There is also a rich body of literature implicating the role of belief in psychiatric symptom relief that comes from the work of Irving Kirsch, Ph.D. In 1998, Dr. Kirsch, an expert on the placebo effect, published a meta-analysis of 3,000 patients who were treated with antidepressants, psychotherapy, placebo, or no treatment, and found that 25 percent of the therapeutic response was attributable to the drug’s action.
This was followed up by a 2008 review, which invoked the Freedom of Information Act to obtain access to unpublished studies, finding that, when these were included, antidepressants outperformed placebo in only 20 of 46 trials (fewer than half!), and that the overall difference between drugs and placebos was 1.7 points on the 52-point Hamilton scale, a rating scale for depression. This small increment is clinically insignificant, and likely accounted for by medication side effects strategically employed (sedation or activation). When active placebos were used (placebos with similar side effects to the active medication), the Cochrane database (a database of evidence to inform healthcare decision-making) found that differences between drugs and placebos disappeared, giving credence to the assertion that inert placebos inflate perceived drug effects.
The finding of tremendous placebo effect was also echoed in two different meta-analyses by Khan et. al., who found a 10 percent difference between placebo and antidepressant efficacy.
What does this mean?
It means that what we believe can be so powerful that it directly shapes our experience.
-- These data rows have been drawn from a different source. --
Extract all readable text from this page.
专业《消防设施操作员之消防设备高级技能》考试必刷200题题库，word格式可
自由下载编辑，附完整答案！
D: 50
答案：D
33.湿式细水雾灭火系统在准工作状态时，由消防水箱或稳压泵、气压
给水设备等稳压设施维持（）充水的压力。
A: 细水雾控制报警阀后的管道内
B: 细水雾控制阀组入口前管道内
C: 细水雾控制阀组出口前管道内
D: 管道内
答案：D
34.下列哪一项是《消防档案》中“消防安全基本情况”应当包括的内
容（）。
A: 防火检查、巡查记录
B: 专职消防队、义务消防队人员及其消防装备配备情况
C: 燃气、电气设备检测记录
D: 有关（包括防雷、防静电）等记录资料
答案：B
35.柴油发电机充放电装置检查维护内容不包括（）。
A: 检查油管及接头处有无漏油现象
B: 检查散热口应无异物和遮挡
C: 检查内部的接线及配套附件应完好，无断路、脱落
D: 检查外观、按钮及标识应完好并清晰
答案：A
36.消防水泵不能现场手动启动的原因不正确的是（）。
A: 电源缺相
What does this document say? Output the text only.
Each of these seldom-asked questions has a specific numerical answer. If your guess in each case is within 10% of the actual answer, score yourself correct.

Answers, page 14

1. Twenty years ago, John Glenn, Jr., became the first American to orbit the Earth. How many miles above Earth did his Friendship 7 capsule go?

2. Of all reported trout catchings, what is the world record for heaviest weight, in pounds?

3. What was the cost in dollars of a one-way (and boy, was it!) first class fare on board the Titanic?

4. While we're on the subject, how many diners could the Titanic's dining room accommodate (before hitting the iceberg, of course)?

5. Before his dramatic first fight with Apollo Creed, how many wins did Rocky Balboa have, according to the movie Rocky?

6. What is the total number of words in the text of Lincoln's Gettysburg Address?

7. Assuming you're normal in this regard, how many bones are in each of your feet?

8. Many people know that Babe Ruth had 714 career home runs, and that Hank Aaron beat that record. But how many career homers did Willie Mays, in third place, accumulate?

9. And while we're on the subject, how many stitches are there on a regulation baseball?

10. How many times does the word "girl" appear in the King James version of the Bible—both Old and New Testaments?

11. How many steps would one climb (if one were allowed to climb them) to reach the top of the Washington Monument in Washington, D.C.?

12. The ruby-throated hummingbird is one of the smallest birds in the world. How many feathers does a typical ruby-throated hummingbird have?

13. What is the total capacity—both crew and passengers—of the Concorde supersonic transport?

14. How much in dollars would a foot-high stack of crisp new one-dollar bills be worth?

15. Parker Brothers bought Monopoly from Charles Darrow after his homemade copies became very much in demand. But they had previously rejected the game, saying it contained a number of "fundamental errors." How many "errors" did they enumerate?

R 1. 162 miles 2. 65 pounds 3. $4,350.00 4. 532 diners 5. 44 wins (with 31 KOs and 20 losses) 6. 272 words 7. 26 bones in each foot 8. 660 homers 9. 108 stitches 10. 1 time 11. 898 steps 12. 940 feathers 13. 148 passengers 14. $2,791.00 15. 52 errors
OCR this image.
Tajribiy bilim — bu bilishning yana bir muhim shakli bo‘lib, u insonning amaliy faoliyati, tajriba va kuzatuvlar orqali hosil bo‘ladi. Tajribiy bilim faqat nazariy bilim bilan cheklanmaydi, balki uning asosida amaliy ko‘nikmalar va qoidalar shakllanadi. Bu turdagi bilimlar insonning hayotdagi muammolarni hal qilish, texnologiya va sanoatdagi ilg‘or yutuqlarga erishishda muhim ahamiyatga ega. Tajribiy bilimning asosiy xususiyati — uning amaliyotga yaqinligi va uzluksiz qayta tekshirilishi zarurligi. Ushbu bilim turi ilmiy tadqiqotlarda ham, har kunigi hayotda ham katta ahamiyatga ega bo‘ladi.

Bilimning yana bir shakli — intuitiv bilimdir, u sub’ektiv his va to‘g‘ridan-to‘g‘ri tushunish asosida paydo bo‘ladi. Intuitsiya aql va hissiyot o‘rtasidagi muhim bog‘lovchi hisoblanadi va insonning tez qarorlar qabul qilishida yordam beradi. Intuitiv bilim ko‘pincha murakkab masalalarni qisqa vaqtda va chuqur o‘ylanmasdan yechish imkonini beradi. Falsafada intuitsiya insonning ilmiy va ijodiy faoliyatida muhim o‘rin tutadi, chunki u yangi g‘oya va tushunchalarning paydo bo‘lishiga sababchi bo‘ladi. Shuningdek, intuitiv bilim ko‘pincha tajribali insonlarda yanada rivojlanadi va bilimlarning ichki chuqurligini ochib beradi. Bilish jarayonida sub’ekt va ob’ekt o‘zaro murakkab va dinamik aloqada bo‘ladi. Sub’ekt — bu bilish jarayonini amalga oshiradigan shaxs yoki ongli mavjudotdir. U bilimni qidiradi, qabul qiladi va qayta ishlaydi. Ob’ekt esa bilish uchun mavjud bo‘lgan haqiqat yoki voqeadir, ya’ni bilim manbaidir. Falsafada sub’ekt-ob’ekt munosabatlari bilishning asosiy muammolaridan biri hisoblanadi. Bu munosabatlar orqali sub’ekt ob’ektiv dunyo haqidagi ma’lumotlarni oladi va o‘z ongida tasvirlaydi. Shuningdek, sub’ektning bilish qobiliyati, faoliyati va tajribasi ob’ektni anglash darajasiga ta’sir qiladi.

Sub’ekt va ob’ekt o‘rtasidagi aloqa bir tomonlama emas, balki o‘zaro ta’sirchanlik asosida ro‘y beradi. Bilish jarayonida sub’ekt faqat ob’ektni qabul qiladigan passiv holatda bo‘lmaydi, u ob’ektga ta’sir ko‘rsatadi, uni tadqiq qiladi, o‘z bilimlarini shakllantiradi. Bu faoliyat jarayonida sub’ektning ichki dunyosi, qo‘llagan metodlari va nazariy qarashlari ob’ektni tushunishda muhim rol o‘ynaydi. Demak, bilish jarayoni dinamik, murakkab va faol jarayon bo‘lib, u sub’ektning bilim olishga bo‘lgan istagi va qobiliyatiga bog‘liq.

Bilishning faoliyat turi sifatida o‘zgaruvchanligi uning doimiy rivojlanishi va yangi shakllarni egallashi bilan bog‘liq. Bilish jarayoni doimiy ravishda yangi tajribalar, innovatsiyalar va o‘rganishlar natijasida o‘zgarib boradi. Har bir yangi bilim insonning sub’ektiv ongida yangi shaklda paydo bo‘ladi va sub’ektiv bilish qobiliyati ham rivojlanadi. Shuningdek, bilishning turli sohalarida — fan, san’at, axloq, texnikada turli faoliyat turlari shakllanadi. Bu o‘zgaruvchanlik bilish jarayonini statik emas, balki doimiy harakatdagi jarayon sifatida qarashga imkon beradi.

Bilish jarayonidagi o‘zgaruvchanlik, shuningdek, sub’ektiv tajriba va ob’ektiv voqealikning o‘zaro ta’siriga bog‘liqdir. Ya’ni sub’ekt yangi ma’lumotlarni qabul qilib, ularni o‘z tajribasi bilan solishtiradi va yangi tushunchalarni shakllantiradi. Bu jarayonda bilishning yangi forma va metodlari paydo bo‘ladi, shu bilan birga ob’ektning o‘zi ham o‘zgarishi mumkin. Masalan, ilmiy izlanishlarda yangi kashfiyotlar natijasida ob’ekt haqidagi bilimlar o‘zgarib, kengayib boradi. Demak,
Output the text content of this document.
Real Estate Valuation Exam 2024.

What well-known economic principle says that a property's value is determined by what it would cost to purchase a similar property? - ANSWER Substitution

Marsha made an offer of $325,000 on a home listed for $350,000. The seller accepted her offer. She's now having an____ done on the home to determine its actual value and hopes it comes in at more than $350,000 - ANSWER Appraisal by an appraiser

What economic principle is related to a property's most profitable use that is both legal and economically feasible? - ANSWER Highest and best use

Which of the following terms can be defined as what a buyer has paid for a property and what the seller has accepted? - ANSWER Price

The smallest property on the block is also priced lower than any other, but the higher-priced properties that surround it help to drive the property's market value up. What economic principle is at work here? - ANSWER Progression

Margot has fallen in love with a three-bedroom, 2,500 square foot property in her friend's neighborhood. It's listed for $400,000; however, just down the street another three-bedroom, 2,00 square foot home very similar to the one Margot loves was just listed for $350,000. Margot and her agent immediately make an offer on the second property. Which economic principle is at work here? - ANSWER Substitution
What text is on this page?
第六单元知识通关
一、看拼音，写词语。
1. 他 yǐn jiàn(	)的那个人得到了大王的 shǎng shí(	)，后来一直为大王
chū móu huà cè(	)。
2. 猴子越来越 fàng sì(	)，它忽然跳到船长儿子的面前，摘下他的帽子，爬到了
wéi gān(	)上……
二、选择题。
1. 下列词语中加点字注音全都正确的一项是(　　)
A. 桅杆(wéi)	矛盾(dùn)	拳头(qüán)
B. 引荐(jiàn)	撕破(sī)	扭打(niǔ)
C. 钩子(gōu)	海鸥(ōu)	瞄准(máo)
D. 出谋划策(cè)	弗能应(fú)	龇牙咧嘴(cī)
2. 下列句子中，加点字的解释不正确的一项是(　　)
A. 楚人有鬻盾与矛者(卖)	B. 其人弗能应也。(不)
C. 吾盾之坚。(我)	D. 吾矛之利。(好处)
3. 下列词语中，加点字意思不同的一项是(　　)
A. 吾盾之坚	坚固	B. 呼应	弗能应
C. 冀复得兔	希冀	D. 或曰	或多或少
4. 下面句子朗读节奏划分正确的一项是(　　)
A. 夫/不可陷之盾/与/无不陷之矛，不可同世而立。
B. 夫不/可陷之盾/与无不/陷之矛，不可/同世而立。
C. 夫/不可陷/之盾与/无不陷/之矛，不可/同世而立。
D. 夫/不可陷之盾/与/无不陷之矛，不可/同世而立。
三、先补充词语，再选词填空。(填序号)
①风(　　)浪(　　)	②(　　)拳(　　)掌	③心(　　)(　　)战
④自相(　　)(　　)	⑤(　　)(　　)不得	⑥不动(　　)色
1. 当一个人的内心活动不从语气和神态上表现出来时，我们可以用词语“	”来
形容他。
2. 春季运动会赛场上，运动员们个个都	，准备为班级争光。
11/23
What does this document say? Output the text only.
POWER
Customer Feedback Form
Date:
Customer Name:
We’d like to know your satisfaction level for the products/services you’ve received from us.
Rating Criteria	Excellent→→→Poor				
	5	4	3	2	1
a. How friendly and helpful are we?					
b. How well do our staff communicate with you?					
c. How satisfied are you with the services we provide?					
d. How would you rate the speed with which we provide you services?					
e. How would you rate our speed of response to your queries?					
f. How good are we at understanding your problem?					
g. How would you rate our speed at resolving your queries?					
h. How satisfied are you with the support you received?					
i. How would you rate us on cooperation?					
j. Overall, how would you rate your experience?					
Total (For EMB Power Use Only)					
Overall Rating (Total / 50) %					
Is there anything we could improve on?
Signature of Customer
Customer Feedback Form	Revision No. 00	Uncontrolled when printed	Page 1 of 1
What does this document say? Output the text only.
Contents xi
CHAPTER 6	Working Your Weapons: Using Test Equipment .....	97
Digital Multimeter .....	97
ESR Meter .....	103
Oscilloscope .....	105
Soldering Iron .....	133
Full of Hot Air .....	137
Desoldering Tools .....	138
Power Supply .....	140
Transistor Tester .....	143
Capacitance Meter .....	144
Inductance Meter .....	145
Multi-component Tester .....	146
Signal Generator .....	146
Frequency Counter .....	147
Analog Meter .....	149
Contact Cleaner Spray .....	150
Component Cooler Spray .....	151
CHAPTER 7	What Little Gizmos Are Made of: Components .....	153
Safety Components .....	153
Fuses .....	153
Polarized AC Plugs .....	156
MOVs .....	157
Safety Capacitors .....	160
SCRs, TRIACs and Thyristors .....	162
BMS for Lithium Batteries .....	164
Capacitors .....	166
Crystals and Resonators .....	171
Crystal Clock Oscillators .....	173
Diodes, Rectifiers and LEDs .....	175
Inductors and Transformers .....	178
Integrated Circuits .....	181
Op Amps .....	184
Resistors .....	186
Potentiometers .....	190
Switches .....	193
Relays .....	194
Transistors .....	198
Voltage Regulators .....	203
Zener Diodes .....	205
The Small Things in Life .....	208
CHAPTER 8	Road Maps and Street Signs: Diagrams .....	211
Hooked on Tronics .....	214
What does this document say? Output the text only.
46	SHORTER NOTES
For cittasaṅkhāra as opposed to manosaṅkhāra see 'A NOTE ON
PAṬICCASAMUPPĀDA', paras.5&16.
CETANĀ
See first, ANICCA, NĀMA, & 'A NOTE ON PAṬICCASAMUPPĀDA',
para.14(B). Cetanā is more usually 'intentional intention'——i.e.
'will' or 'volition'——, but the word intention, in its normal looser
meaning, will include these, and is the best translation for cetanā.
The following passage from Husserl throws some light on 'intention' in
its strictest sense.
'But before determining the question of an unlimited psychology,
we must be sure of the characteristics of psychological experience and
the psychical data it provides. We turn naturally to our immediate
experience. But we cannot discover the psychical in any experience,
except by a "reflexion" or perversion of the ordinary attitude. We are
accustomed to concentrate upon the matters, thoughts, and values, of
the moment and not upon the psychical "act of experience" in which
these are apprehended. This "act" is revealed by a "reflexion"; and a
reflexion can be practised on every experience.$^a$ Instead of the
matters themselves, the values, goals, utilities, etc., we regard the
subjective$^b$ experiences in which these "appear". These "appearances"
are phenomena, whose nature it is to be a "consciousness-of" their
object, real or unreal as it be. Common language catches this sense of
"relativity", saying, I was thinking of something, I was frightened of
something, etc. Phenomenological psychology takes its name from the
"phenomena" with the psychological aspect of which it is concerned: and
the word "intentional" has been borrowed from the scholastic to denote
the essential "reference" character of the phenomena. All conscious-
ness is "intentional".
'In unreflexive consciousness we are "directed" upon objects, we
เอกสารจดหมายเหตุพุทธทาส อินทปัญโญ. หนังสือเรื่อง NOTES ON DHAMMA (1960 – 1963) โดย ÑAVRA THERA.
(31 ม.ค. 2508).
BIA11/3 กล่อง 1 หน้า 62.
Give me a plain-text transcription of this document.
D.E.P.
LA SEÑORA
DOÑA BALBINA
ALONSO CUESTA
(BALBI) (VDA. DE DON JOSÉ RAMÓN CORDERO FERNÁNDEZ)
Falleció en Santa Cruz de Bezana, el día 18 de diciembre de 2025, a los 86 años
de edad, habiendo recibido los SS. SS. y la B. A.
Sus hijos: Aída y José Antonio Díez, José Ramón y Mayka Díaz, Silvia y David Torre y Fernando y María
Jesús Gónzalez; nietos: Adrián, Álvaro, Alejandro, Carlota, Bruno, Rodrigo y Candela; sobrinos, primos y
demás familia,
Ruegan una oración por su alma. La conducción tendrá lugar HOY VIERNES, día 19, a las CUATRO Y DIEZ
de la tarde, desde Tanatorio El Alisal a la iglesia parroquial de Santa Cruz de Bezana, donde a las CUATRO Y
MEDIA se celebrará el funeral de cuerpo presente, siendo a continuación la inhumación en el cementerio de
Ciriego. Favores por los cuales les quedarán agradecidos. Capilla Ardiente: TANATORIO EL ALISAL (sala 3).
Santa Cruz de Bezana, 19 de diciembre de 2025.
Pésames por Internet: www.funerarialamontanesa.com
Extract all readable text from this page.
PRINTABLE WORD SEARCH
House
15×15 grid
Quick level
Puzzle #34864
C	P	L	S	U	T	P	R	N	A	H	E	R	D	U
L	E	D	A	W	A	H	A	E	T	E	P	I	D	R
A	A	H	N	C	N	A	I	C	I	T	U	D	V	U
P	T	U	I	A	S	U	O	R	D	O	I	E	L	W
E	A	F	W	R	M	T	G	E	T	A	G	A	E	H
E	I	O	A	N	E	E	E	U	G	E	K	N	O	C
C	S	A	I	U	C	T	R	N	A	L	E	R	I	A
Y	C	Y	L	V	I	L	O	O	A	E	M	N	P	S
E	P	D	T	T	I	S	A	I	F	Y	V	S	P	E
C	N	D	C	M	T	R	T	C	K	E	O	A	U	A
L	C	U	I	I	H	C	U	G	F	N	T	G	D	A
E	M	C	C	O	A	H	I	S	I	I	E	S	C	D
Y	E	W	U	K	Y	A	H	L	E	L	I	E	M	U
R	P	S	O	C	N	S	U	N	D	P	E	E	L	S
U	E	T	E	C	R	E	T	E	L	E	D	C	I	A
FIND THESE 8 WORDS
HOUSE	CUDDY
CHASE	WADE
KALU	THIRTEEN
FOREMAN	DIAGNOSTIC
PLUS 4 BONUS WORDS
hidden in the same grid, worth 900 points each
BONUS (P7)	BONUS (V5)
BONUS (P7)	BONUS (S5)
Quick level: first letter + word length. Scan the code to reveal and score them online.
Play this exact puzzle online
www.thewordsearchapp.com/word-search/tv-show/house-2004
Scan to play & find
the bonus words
We have to reclaim our agency in order to reclaim our beliefs. We have to take back an inner sense of knowing, and to feel confident that our own intuition can guide us.
We need to go from believing these things:
We are broken.
Fear is an appropriate response to symptoms.
We need chemicals to feel better.
Science knows the definitive answer.
The body is a collection of gears and levers.
To believing these things:
Prevention and disease remission are possible.
Your health is under your control.
Working with lifestyle medicine is an effective way to send the body a signal of safety and to engage vitalism— your body’s natural desire for balance.
Your journey is your journey for a reason.
You have the choice to fear, or you can stop living life like it is a minefield of infections, cancer, and random onset of predestined diseases that require urgent pharmaceutical attention. Choose to identify the beliefs that are keeping you sick. Change them. Heal.